At their regular board meeting Tuesday, commissioners revisited questions raised by new county pay scales brought before the board in December. County employees had expressed concerns that several positions would no longer be eligible to receive overtime pay.
Lyon County Administrator Loren Stomberg reviewed the findings of the pay scale study and the county policy manual. The manual says administrative and managerial positions are considered to be exempt from the provisions of the Fair Labor Standards Act and are not eligible to receive overtime or compensatory time, he said. Several county positions that received overtime pay in the past, including landfill supervisor, road and bridge superintendent and sergeant deputy, are not eligible under county policy, Stomberg said.
The affected positions "have evolved throughout the years" to become more managerial, he said, but it appears county policies were not enforced as job duties changed. Stomberg said he also learned that some employees in the county attorney's office have logged compensatory time when the policies say they're not eligible.
"This is not really a question about money. It's a policy question," Stomberg said.
Both county department heads and Commissioner Rodney Stensrud said it didn't seem fair for employees in those positions to lose overtime eligibility, especially considering the responsibilities they have. The affected employees are ones who may work long hours, or who are called in during emergencies, Stensrud said.
Sheriff Mark Mather said the deputy sergeants have also taken on additional responsibilities in the sheriff's department instead of hiring a chief deputy - a move made to cut costs.
"Are you not going to compensate them?" Mather said.
"I don't know why it's exempt now, when it never was before," said county highway superintendent Jim Thomasson.
Commissioner Steve Ritter moved that the county follow existing policies on overtime eligibility.
"We've got to decide if we're going to deviate from the policy manual," uphold it, or change the policy, Ritter said. By not following its own policies, the county was opening itself to the risk of legal action, commissioners said.
The board voted 3-2 in favor of the motion, with commissioners Stensrud and Rick Anderson casting the votes against it.
Although he voted to uphold current county policies, Commissioner Mark Goodenow said he also thought county staff should look at updating them. Board members directed Stomberg to speak with county department heads on the matter.
In other business, Lyon County Public Works Administrator Suhail Kanwar presented the board with a draft plan for construction of segments of a bike trail connecting the cities of Marshall and Lynd with Camden State Park. The plan was divided into three project phases. The first phase, Kanwar said, would be locally funded and include environmental assessments and other requirements to enter a contract with the Department of Natural Resources. Kanwar estimated this phase of the project would cost about $5,500.
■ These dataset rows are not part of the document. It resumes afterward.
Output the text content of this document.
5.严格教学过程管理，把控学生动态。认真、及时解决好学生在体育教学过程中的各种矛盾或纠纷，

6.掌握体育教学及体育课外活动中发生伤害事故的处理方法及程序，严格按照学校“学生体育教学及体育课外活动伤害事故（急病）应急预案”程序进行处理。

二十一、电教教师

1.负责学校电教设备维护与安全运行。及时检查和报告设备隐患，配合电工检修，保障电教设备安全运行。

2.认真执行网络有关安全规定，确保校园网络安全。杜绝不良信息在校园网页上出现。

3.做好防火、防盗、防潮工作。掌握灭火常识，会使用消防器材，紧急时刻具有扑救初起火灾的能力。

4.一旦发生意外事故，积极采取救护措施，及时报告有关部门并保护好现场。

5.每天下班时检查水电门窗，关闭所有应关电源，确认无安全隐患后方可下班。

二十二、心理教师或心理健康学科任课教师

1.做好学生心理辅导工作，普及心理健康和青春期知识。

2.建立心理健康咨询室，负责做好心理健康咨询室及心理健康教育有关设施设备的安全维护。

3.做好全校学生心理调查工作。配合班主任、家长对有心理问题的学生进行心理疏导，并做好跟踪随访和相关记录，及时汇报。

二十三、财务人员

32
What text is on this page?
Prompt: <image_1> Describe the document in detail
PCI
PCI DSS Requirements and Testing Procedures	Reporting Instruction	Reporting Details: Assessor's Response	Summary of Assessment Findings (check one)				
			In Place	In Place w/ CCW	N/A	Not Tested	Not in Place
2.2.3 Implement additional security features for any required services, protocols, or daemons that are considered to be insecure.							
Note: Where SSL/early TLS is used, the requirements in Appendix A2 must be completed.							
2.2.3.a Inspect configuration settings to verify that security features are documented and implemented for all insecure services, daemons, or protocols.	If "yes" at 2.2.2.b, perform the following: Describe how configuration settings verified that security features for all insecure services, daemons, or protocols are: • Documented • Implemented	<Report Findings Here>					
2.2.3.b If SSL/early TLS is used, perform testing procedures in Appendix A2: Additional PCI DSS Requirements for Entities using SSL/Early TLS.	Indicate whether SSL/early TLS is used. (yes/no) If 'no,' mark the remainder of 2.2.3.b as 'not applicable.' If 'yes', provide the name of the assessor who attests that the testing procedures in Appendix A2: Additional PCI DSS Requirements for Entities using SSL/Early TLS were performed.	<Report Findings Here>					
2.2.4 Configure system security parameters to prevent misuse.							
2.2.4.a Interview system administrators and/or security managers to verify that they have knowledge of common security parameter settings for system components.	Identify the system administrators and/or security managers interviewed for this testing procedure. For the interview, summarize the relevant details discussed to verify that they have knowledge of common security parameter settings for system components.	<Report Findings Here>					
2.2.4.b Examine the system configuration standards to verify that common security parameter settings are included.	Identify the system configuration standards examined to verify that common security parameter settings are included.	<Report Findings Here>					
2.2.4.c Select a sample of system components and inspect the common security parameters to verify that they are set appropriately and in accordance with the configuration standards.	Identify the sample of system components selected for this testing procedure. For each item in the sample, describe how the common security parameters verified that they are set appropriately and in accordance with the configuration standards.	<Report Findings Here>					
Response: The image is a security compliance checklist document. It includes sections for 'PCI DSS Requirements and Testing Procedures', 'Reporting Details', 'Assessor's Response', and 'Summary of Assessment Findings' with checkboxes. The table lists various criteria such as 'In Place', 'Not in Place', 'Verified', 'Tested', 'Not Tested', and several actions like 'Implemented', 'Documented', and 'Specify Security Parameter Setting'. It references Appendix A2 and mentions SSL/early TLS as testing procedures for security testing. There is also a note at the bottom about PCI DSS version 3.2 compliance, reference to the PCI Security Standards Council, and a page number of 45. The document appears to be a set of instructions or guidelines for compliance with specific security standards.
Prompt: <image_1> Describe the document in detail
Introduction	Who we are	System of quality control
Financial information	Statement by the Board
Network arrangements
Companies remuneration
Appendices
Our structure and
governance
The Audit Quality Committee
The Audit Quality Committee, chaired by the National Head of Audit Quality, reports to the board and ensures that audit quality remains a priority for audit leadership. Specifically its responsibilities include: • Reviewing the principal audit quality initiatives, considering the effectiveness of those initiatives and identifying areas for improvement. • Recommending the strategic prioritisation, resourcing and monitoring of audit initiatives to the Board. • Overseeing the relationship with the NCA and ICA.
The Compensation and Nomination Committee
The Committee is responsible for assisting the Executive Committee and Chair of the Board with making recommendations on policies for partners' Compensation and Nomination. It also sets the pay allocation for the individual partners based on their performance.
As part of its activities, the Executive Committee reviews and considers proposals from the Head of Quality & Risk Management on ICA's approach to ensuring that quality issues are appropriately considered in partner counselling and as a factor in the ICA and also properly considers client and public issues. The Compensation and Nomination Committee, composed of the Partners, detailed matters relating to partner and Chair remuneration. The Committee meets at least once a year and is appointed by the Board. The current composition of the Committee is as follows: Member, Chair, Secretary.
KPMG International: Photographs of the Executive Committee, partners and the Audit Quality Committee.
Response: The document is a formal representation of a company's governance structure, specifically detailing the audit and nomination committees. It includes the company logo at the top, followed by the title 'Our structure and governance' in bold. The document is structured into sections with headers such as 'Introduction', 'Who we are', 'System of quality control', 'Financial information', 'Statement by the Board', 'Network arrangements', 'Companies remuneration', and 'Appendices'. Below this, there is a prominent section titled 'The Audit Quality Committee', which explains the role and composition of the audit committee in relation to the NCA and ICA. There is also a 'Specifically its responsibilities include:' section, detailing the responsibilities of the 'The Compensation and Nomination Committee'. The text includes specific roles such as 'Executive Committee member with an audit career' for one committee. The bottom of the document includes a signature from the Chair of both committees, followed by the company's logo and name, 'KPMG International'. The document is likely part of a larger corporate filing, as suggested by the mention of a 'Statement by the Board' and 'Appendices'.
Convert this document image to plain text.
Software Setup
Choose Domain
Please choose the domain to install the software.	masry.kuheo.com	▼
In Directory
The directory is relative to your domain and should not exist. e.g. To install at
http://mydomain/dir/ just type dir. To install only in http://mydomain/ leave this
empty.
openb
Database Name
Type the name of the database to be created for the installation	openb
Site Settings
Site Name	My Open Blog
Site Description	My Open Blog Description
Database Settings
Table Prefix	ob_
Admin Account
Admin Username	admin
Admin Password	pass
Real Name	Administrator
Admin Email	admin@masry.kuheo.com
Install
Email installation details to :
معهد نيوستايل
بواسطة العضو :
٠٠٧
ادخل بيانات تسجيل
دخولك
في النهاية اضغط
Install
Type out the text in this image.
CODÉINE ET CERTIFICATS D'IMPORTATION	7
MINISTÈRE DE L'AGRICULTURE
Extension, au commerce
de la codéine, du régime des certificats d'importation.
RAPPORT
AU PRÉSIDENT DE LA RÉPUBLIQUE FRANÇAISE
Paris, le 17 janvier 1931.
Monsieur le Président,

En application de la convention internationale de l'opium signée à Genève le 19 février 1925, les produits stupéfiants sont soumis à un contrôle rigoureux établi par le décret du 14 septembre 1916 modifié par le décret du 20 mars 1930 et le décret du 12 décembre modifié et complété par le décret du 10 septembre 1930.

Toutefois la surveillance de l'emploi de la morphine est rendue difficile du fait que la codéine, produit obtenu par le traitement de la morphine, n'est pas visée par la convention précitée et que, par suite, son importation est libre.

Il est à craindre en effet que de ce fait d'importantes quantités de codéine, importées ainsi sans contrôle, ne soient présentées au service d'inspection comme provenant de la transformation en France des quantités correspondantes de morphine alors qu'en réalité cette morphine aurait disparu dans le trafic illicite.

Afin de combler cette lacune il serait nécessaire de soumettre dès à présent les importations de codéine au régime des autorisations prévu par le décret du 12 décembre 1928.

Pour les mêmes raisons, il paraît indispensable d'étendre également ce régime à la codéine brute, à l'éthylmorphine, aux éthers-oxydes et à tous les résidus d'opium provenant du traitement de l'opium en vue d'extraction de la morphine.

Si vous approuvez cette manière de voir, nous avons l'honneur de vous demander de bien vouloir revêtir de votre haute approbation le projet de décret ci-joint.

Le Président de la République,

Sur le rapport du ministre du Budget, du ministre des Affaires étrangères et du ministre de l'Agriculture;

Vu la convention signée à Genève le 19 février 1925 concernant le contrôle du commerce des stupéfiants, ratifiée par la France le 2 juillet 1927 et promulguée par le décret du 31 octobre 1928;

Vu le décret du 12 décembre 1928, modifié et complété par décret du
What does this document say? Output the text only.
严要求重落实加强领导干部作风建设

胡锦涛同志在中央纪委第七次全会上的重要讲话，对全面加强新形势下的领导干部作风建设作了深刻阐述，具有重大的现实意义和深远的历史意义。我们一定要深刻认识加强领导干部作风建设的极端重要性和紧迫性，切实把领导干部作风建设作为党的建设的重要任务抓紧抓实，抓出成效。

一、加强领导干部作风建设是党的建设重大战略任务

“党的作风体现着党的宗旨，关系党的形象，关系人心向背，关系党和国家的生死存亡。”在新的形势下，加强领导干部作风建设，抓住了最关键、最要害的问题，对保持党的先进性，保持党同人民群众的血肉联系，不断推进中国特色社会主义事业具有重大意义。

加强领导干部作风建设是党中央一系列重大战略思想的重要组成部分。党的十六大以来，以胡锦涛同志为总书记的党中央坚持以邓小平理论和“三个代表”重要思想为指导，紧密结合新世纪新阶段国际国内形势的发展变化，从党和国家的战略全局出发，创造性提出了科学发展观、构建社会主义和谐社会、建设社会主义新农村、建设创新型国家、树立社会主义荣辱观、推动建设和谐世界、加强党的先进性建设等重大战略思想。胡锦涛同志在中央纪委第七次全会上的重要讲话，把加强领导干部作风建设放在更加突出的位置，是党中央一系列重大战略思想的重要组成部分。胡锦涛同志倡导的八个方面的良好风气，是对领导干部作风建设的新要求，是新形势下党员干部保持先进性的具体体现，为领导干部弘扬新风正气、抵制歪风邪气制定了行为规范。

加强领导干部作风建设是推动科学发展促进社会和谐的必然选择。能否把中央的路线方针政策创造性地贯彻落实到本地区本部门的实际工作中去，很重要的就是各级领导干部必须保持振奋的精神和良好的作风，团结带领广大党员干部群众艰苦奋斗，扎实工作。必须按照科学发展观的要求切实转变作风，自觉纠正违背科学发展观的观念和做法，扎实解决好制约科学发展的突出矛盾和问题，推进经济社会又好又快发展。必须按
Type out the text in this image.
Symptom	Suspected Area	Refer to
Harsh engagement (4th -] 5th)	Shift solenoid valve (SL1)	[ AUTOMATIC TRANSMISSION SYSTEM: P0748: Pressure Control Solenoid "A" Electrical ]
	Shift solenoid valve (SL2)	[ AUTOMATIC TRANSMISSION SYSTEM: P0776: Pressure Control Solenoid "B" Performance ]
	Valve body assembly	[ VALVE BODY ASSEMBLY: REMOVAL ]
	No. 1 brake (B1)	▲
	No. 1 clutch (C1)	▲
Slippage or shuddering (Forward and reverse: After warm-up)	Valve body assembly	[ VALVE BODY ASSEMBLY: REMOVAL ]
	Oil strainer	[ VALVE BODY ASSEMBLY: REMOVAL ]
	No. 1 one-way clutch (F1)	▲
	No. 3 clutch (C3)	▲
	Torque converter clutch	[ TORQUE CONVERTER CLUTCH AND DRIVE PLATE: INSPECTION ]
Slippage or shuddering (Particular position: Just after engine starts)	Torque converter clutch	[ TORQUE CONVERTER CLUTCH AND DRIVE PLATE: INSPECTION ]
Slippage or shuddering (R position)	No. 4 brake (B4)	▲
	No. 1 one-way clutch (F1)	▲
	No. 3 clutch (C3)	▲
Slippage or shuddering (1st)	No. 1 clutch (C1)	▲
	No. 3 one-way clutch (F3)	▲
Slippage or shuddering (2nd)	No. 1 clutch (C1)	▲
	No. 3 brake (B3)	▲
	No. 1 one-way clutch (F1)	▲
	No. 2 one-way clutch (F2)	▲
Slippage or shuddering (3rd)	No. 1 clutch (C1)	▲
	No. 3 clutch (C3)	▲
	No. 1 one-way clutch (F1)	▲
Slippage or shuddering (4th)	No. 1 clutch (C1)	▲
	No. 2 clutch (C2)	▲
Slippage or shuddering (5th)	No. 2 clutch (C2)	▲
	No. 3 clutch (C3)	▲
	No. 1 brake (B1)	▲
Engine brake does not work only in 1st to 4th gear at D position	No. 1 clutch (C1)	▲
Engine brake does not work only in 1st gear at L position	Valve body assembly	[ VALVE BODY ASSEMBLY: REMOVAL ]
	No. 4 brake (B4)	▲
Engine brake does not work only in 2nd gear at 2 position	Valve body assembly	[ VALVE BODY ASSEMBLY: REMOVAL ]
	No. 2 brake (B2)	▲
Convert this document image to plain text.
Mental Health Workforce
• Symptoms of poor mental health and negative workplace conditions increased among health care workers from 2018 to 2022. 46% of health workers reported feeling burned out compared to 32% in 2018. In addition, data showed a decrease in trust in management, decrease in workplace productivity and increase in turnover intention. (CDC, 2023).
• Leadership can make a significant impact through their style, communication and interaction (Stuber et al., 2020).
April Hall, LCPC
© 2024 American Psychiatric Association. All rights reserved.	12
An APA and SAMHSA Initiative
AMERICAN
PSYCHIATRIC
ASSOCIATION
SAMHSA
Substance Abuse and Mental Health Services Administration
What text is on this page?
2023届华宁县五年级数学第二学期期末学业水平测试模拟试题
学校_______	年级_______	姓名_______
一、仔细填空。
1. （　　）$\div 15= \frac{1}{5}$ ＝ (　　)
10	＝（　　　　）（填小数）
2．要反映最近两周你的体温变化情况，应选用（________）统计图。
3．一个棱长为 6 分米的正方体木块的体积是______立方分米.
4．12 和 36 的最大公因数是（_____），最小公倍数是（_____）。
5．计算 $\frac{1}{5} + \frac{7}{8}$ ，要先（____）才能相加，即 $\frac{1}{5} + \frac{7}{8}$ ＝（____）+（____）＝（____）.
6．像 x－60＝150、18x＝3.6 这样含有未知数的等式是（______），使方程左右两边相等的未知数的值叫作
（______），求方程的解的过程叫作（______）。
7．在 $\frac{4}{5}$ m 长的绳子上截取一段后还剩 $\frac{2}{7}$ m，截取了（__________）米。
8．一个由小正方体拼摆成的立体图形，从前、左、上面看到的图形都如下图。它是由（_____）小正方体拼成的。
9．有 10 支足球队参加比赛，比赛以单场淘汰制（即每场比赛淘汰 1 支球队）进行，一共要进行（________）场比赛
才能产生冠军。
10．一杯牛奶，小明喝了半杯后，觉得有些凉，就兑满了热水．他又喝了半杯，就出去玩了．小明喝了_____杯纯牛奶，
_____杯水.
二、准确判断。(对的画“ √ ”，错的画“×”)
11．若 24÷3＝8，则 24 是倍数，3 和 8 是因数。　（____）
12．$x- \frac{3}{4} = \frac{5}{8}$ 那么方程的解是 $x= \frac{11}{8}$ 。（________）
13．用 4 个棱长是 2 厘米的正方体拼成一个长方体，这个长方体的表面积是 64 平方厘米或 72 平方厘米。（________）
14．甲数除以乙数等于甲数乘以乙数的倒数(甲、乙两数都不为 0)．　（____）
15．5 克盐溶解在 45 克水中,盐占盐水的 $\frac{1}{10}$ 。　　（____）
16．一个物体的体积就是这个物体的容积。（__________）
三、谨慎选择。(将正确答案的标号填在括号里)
The design and construction phases would be reimbursed by Legacy grant money. Kanwar said bids for the last two phases could be submitted separately, or for both phases together.
Kanwar said he needed commissioners' approval to begin with the predesign phase of the project and issue a request for proposals for the second and third phases. Board members voted to have Kanwar come back with quotes for the predesign phase at the next regular county board meeting.